The 2010 International Society for the Study of Trauma and Dissociation's five day conference offered over 150 workshops and attracted nearly 500 participants. With many of the world's most renowned experts presenting, not one reference was made to medical trauma, nor could more than a mention be found among the staggering quantity of books on sale. The DMS-IV-TR does not list it as causative, in any age group, for PTSD but defines parameters as, "exposure to an extreme traumatic stressor involving direct personal experience of an event that involves actual or threatened death or serious injury, or other threat to one's physical integrity" (APA, 2000, p. 463). Characteristics include "intense fear, helplessness, or horror (or in children... disorganized or agitated behavior)" (APA, 2000, p. 463).

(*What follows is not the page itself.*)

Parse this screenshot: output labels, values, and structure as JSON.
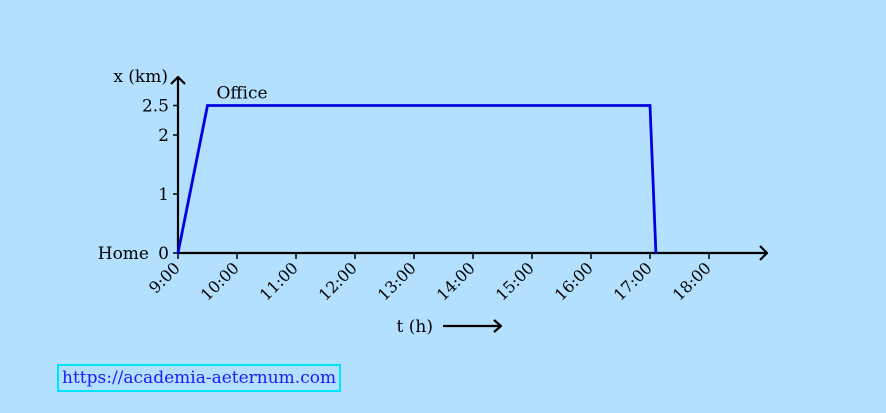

Childhood experiences are the agents that drive who we become and how we interpret and execute our choices based on perceptions of safety or fear. The research shows that our earliest foundations can lead us to an affective entrapment between overwhelm and shut down, if trauma is not treated. The conservative approximation of three to four million adults, in this country alone, who are suffering the effect of fundamental neurological changes shaping their relationships, world view, and life course as described by so many experts, have an undeniable right to understand what implicit forces may be corrupting their resiliency and impoverishing their potential.

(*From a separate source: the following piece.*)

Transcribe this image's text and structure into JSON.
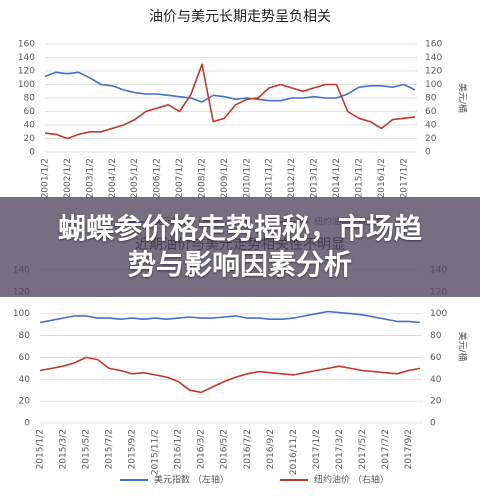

Changes in cognitive neural pathways, dysregulated autonomic and central nervous systems, affective limbic system maladaption, decreased hippocampal capacity, hormonal and neurotransmitter imbalances, impaired social connections, and physical disease are only some of the reasons why medical trauma can no longer be dismissed as less than severely problematic. The importance of reaching the adults subjected to medical trauma as infants is of no lesser or greater urgency than other mental or physical abuses, disorders, or pathology.
The nexus of this issue rests in the unstudied, unrecorded, and untreated population that deserves the opportunity for improved psychological function through recognition of the trauma that they have never consciously known and never subconsciously escaped.